After a brief dream sequence, the action kicks off at the 19th birthday party of British rock obsessed Mizuki (Chiaki Kuriyama) which takes place in a Mod inspired bar. Unfortunately, her best friend gets very drunk indeed and takes this opportunity to show Mizuki a photo of herself and Mizuki’s boyfriend in a compromising position. Mizuki throws a shoe at the no good philanderer and walks out on her own party ending up at a mysterious Western style mansion occupied by a sad man playing a guitar. She hits it off with “Adam” and decides to jack in her unhappy family life with her father and step-mother to leave for England with him. Sadly, she gets hit by a car on her way home only to wake up trapped inside the house and having lost all memory of who she formerly was. Soon enough, another girl, Hotaru (Tomoka Kurokawa), turns up and, assuming she’s a ghost, decides to help her “cross over” , but it’s all a little more complicated than Hotaru and her team had bargained for.
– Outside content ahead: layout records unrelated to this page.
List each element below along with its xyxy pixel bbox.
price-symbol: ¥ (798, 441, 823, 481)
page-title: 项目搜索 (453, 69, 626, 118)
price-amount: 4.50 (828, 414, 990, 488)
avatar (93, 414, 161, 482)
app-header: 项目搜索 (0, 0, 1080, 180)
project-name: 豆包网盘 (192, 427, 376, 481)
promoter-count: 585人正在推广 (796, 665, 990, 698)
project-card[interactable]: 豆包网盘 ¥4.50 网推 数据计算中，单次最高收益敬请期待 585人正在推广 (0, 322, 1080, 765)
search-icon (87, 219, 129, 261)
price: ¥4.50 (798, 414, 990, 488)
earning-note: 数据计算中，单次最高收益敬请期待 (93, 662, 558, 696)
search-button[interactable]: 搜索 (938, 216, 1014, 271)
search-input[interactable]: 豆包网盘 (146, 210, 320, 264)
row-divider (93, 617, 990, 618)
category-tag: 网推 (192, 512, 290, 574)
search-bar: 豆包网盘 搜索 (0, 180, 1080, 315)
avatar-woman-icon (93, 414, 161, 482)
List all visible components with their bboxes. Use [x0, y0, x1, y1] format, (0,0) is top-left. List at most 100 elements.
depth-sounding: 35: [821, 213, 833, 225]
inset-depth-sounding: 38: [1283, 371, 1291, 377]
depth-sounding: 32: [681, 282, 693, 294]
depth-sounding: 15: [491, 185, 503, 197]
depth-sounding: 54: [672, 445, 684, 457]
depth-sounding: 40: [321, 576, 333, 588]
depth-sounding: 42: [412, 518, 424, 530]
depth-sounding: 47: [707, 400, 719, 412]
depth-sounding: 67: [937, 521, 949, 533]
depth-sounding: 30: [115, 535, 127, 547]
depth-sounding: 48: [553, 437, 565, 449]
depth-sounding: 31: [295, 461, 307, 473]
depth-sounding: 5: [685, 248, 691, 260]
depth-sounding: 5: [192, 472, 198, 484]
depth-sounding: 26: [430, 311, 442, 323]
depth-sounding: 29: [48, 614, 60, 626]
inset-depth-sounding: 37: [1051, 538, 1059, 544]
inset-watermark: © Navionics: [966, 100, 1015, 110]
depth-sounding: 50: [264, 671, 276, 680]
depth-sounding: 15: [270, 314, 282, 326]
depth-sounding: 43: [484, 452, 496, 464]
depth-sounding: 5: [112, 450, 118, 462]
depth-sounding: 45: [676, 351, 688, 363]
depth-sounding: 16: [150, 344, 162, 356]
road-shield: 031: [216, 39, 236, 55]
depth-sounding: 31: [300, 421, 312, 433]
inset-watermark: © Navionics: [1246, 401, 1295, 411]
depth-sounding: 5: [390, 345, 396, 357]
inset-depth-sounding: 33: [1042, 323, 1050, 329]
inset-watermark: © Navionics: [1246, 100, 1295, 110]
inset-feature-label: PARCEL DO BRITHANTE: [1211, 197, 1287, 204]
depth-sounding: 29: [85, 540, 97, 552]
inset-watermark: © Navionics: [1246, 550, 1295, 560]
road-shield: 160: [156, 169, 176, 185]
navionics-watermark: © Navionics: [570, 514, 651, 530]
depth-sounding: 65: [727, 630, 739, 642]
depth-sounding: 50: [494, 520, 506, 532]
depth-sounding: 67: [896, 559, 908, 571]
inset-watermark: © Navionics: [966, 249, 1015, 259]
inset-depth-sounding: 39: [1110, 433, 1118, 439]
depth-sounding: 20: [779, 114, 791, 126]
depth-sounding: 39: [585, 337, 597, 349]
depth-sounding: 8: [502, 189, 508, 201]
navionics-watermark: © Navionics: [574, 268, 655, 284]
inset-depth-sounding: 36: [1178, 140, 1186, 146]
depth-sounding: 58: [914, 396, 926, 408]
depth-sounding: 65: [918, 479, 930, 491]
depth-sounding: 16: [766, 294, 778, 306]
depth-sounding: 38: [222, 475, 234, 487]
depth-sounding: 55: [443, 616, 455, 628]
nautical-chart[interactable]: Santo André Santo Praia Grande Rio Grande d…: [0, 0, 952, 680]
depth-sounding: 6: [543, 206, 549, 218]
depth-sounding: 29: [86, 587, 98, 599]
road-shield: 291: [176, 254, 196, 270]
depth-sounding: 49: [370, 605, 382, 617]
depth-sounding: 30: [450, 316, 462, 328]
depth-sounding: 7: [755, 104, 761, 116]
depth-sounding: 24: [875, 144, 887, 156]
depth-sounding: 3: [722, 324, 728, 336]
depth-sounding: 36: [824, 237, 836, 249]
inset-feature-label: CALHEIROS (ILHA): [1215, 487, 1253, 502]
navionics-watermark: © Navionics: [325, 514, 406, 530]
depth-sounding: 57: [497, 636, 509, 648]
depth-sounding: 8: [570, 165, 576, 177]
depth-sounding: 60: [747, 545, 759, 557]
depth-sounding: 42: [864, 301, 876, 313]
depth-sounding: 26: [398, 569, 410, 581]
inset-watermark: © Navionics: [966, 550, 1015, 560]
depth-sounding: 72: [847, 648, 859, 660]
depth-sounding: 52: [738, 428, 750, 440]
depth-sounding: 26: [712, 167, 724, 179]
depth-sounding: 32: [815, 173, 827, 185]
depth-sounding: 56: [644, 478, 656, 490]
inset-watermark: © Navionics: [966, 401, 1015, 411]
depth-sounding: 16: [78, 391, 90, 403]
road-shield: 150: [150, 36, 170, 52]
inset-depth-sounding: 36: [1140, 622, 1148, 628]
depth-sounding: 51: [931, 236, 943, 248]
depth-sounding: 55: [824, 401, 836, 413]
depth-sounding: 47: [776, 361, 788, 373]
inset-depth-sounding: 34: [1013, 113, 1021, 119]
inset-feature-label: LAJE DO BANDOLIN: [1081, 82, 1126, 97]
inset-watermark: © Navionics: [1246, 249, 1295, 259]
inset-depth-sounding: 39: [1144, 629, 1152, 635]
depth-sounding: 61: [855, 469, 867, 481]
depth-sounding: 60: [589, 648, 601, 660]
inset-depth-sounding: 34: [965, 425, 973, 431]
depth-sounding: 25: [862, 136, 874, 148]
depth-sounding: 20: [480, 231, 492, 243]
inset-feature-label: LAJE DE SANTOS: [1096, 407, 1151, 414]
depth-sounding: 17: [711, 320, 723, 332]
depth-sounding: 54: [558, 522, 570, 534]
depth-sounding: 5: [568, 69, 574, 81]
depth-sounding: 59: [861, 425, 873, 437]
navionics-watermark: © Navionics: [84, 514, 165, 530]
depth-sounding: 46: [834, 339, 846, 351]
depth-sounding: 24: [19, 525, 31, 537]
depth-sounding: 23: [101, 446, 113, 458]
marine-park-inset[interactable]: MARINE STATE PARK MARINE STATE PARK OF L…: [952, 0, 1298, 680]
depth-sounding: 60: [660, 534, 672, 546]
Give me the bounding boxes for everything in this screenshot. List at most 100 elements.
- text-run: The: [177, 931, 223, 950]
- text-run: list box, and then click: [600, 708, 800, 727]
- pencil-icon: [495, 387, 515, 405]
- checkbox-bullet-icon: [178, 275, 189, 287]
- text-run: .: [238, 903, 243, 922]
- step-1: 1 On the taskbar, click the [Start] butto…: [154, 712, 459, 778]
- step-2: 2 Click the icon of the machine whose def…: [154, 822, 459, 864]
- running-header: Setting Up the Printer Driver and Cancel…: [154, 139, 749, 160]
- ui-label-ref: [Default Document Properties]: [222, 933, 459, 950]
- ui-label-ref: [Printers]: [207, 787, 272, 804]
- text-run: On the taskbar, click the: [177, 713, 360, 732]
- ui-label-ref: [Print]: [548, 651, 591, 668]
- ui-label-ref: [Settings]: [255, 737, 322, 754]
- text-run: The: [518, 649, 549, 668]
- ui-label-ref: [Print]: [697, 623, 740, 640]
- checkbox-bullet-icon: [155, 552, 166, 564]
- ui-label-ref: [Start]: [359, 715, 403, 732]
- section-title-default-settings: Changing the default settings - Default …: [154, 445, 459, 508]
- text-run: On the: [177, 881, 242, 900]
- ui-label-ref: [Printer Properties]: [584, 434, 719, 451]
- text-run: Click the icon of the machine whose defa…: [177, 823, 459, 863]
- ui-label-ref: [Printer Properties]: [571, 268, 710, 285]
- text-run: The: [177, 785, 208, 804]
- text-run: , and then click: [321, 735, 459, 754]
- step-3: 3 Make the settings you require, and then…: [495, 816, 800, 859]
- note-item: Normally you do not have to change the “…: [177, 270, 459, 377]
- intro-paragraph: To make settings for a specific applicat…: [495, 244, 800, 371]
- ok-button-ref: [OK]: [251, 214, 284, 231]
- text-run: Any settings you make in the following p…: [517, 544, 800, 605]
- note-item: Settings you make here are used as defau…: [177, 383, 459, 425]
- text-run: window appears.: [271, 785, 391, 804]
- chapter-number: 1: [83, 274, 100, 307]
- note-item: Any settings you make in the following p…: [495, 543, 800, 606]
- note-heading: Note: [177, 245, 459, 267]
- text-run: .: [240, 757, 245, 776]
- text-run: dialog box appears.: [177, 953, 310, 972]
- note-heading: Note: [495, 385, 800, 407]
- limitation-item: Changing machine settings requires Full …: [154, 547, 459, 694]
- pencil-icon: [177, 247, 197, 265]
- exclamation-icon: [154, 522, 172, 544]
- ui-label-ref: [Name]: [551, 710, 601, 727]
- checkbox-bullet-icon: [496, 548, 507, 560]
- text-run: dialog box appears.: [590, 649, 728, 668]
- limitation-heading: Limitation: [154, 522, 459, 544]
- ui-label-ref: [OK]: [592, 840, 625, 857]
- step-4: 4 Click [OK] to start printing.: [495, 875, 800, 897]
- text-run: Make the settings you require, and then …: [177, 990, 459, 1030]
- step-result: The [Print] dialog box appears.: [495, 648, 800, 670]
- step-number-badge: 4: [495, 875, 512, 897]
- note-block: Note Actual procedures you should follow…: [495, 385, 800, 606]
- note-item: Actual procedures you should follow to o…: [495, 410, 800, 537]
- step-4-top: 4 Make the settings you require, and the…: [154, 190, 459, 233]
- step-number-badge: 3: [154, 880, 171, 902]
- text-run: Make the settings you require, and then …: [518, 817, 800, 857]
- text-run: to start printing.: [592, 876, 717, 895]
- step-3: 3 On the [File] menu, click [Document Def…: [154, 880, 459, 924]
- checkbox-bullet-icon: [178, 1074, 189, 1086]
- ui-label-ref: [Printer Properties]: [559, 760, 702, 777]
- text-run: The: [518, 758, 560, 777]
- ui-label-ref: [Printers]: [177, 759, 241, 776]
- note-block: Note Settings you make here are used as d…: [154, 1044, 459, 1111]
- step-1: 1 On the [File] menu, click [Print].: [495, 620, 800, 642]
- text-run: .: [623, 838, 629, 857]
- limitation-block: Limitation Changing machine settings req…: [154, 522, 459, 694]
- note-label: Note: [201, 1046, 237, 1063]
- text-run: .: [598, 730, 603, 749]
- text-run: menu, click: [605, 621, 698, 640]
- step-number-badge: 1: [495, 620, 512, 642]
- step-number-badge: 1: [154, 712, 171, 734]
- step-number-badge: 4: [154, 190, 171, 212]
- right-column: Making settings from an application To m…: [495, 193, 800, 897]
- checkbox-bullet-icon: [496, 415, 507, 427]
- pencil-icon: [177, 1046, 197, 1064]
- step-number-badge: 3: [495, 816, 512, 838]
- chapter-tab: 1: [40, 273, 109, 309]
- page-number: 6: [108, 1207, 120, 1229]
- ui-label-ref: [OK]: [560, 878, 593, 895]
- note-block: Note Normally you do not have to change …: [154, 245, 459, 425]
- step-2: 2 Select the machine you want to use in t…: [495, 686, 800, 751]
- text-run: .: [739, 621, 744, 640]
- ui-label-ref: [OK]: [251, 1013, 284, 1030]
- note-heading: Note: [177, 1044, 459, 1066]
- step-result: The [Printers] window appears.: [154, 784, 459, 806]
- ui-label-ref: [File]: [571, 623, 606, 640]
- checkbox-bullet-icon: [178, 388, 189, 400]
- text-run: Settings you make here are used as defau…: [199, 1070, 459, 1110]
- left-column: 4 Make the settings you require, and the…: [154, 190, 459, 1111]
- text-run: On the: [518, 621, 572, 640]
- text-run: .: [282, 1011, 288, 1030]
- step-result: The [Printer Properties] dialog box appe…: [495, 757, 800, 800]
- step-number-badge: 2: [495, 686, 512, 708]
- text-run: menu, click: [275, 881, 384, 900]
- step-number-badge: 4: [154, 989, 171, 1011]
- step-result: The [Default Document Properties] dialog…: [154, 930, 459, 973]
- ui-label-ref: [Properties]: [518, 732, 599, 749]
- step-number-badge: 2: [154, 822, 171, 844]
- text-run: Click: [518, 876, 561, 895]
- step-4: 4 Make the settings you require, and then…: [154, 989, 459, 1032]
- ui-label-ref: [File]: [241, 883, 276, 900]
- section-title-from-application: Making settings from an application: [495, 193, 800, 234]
Last Quarter takes on an oddly imbalanced feel as it veers into star vehicle territory putting HYDE and his title song centerstage at the expense of Mizuki who ought to be the protagonist of the story. Understandably, as she’s fallen under the curse of the house, Mizuki is a mostly passive force throughout the film, entirely reliant on the efforts of the gang of three who are trying to help her by figuring out what’s really going on. The mystery element itself is quite an intriguing one but is often frustrated by the importance placed on the supernatural romance. Stretching plausibility to the limit, the events in question span 30 years and two continents to spin a yarn of pure love enduring beyond the grave. Pure love and grudge movies aren’t usually allowed to mix and they don’t quite here although Last Quarter certainly has elements of both.

Last Quarter’s biggest failing is in its production values which are generally on the low side. Nikai aims for an urban gothic aesthetic and achieves something close to sense of European decadence but opts to avoid the darkness inherent in the genre for a fairytale atmosphere. The effects are very highly stylised and old fashioned but Last Quarter doesn’t even attempt to make that work in its favour so much as offering it at face value.

In essence, Last Quarter often feels like an overblown music video for its rock star actor even if he actually has a relatively small role. Director Nikai has often worked with the band before and (apparently) there is a degree of recurring symbolism here that long time fans will instantly pick up on but will leave the casual viewer a little confused. Very firmly aimed at a younger teen female audience, Last Quarter will play best to fans of non-threatening supernatural romance but even then they’d be best advised to avoid thinking any of this through and simply enjoy the ghostly shenanigans for the ridiculous rag tag narrative they are. An interesting mix of ‘60s mod rocker cool with its parkas and vespas, and full on gothic with byronic heroes sitting in decaying mansions in the middle of creepy forests singing about their broken hearts, Last Quarter is incoherent to say the least but fans of its rockstar leading man will likely find their perseverance rewarded.


Last Quarter is available with English subtitles on R1 DVD in the US courtesy of Geneon.